The ban, which came into force on 5 July 2025, was imposed under the country’s Terrorism Act.
It made membership of or support for the pro-Palestinian group a criminal offense punishable by up to 14 years in prison under the counter-terrorism legislation.
Palestine Action’s co-founder Huda Ammori had challenged the ban, but the Court of Appeal ruled “the proscription decision was not unlawful,” saying it was “justified and proportionate.”
Palestine Action “is not, as it claims, a direct action civil disobedience protest group like the suffragettes operating transparently in the open,” said judge Sue Carr, one of a panel of five judges, reading their decision.

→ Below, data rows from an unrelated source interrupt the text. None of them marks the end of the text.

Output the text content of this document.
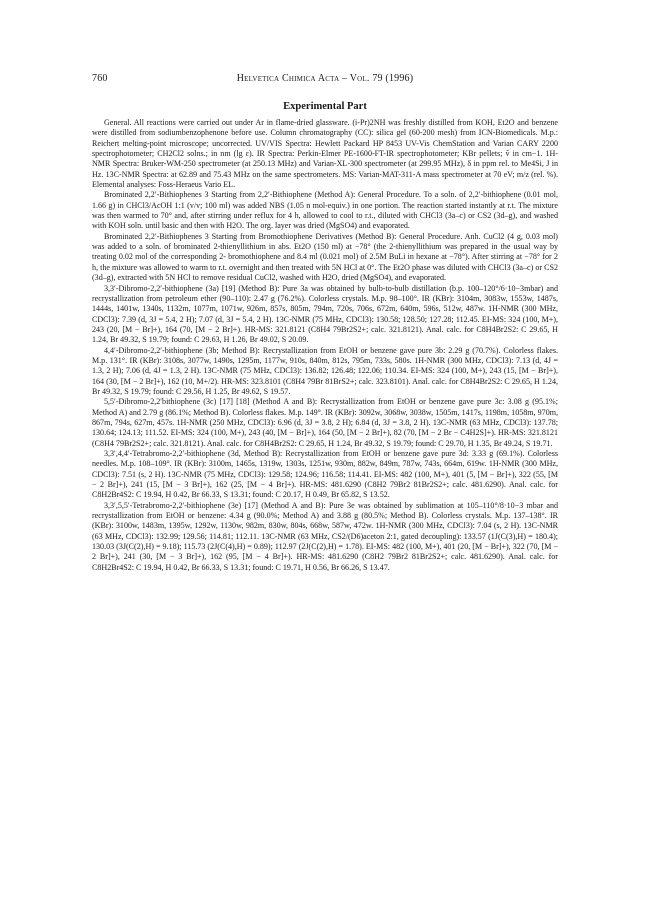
760	Helvetica Chimica Acta – Vol. 79 (1996)
Experimental Part

General. All reactions were carried out under Ar in flame-dried glassware. (i-Pr)2NH was freshly distilled from KOH, Et2O and benzene were distilled from sodiumbenzophenone before use. Column chromatography (CC): silica gel (60-200 mesh) from ICN-Biomedicals. M.p.: Reichert melting-point microscope; uncorrected. UV/VIS Spectra: Hewlett Packard HP 8453 UV-Vis ChemStation and Varian CARY 2200 spectrophotometer; CH2Cl2 solns.; in nm (lg ε). IR Spectra: Perkin-Elmer PE-1600-FT-IR spectrophotometer; KBr pellets; ṽ in cm−1. 1H-NMR Spectra: Bruker-WM-250 spectrometer (at 250.13 MHz) and Varian-XL-300 spectrometer (at 299.95 MHz), δ in ppm rel. to Me4Si, J in Hz. 13C-NMR Spectra: at 62.89 and 75.43 MHz on the same spectrometers. MS: Varian-MAT-311-A mass spectrometer at 70 eV; m/z (rel. %). Elemental analyses: Foss-Heraeus Vario EL.

Brominated 2,2′-Bithiophenes 3 Starting from 2,2′-Bithiophene (Method A): General Procedure. To a soln. of 2,2′-bithiophene (0.01 mol, 1.66 g) in CHCl3/AcOH 1:1 (v/v; 100 ml) was added NBS (1.05 n mol-equiv.) in one portion. The reaction started instantly at r.t. The mixture was then warmed to 70° and, after stirring under reflux for 4 h, allowed to cool to r.t., diluted with CHCl3 (3a–c) or CS2 (3d–g), and washed with KOH soln. until basic and then with H2O. The org. layer was dried (MgSO4) and evaporated.

Brominated 2,2′-Bithiophenes 3 Starting from Bromothiophene Derivatives (Method B): General Procedure. Anh. CuCl2 (4 g, 0.03 mol) was added to a soln. of brominated 2-thienyllithium in abs. Et2O (150 ml) at −78° (the 2-thienyllithium was prepared in the usual way by treating 0.02 mol of the corresponding 2- bromothiophene and 8.4 ml (0.021 mol) of 2.5M BuLi in hexane at −78°). After stirring at −78° for 2 h, the mixture was allowed to warm to r.t. overnight and then treated with 5N HCl at 0°. The Et2O phase was diluted with CHCl3 (3a–c) or CS2 (3d–g), extracted with 5N HCl to remove residual CuCl2, washed with H2O, dried (MgSO4), and evaporated.

3,3′-Dibromo-2,2′-bithiophene (3a) [19] (Method B): Pure 3a was obtained by bulb-to-bulb distillation (b.p. 100–120°/6·10−3mbar) and recrystallization from petroleum ether (90–110): 2.47 g (76.2%). Colorless crystals. M.p. 98–100°. IR (KBr): 3104m, 3083w, 1553w, 1487s, 1444s, 1401w, 1340s, 1132m, 1077m, 1071w, 926m, 857s, 805m, 794m, 720s, 706s, 672m, 640m, 596s, 512w, 487w. 1H-NMR (300 MHz, CDCl3): 7.39 (d, 3J = 5.4, 2 H); 7.07 (d, 3J = 5.4, 2 H). 13C-NMR (75 MHz, CDCl3): 130.58; 128.50; 127.28; 112.45. EI-MS: 324 (100, M+), 243 (20, [M − Br]+), 164 (70, [M − 2 Br]+). HR-MS: 321.8121 (C8H4 79Br2S2+; calc. 321.8121). Anal. calc. for C8H4Br2S2: C 29.65, H 1.24, Br 49.32, S 19.79; found: C 29.63, H 1.26, Br 49.02, S 20.09.

4,4′-Dibromo-2,2′-bithiophene (3b; Method B): Recrystallization from EtOH or benzene gave pure 3b: 2.29 g (70.7%). Colorless flakes. M.p. 131°. IR (KBr): 3108s, 3077w, 1490s, 1295m, 1177w, 910s, 840m, 812s, 795m, 733s, 580s. 1H-NMR (300 MHz, CDCl3): 7.13 (d, 4J = 1.3, 2 H); 7.06 (d, 4J = 1.3, 2 H). 13C-NMR (75 MHz, CDCl3): 136.82; 126.48; 122.06; 110.34. EI-MS: 324 (100, M+), 243 (15, [M − Br]+), 164 (30, [M − 2 Br]+), 162 (10, M+/2). HR-MS: 323.8101 (C8H4 79Br 81BrS2+; calc. 323.8101). Anal. calc. for C8H4Br2S2: C 29.65, H 1.24, Br 49.32, S 19.79; found: C 29.56, H 1.25, Br 49.62, S 19.57.

5,5′-Dibromo-2,2′bithiophene (3c) [17] [18] (Method A and B): Recrystallization from EtOH or benzene gave pure 3c: 3.08 g (95.1%; Method A) and 2.79 g (86.1%; Method B). Colorless flakes. M.p. 149°. IR (KBr): 3092w, 3068w, 3038w, 1505m, 1417s, 1198m, 1058m, 970m, 867m, 794s, 627m, 457s. 1H-NMR (250 MHz, CDCl3): 6.96 (d, 3J = 3.8, 2 H); 6.84 (d, 3J = 3.8, 2 H). 13C-NMR (63 MHz, CDCl3): 137.78; 130.64; 124.13; 111.52. EI-MS: 324 (100, M+), 243 (40, [M − Br]+), 164 (50, [M − 2 Br]+), 82 (70, [M − 2 Br − C4H2S]+). HR-MS: 321.8121 (C8H4 79Br2S2+; calc. 321.8121). Anal. calc. for C8H4Br2S2: C 29.65, H 1.24, Br 49.32, S 19.79; found: C 29.70, H 1.35, Br 49.24, S 19.71.

3,3′,4,4′-Tetrabromo-2,2′-bithiophene (3d, Method B): Recrystallization from EtOH or benzene gave pure 3d: 3.33 g (69.1%). Colorless needles. M.p. 108–109°. IR (KBr): 3100m, 1465s, 1319w, 1303s, 1251w, 930m, 882w, 849m, 787w, 743s, 664m, 619w. 1H-NMR (300 MHz, CDCl3): 7.51 (s, 2 H). 13C-NMR (75 MHz, CDCl3): 129.58; 124.96; 116.58; 114.41. EI-MS: 482 (100, M+), 401 (5, [M − Br]+), 322 (55, [M − 2 Br]+), 241 (15, [M − 3 Br]+), 162 (25, [M − 4 Br]+). HR-MS: 481.6290 (C8H2 79Br2 81Br2S2+; calc. 481.6290). Anal. calc. for C8H2Br4S2: C 19.94, H 0.42, Br 66.33, S 13.31; found: C 20.17, H 0.49, Br 65.82, S 13.52.

3,3′,5,5′-Tetrabromo-2,2′-bithiophene (3e) [17] (Method A and B): Pure 3e was obtained by sublimation at 105–110°/8·10−3 mbar and recrystallization from EtOH or benzene: 4.34 g (90.0%; Method A) and 3.88 g (80.5%; Method B). Colorless crystals. M.p. 137–138°. IR (KBr): 3100w, 1483m, 1395w, 1292w, 1130w, 982m, 830w, 804s, 668w, 587w, 472w. 1H-NMR (300 MHz, CDCl3): 7.04 (s, 2 H). 13C-NMR (63 MHz, CDCl3): 132.99; 129.56; 114.81; 112.11. 13C-NMR (63 MHz, CS2/(D6)aceton 2:1, gated decoupling): 133.57 (1J(C(3),H) = 180.4); 130.03 (3J(C(2),H) = 9.18); 115.73 (2J(C(4),H) = 0.89); 112.97 (2J(C(2),H) = 1.78). EI-MS: 482 (100, M+), 401 (20, [M − Br]+), 322 (70, [M − 2 Br]+), 241 (30, [M − 3 Br]+), 162 (95, [M − 4 Br]+). HR-MS: 481.6290 (C8H2 79Br2 81Br2S2+; calc. 481.6290). Anal. calc. for C8H2Br4S2: C 19.94, H 0.42, Br 66.33, S 13.31; found: C 19.71, H 0.56, Br 66.26, S 13.47.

Describing the group as “a covert organization operating with secret cells,” she added it was “a fundamental mistake to overlook the fact that Palestine Action overtly promotes unlawful violence amounting to terrorism.”
The ban, which has led to more than 3,000 arrests, puts the group on a government blacklist that also includes Palestinian militants Hamas and the Lebanese Iran-backed armed group Hezbollah.
Ammori vowed on X to appeal to the Supreme Court and “take it up to the European Court of Human Rights, if needs be.”
In a statement read outside the court, Palestine Action vowed: “We will not stop fighting to overturn one of the most extreme attacks on free speech and the right to protest in modern British history.”
Amnesty International UK’s legal program director Tom Southerden said the ruling “represents another step in the ongoing crackdown on the right to protest in this country.”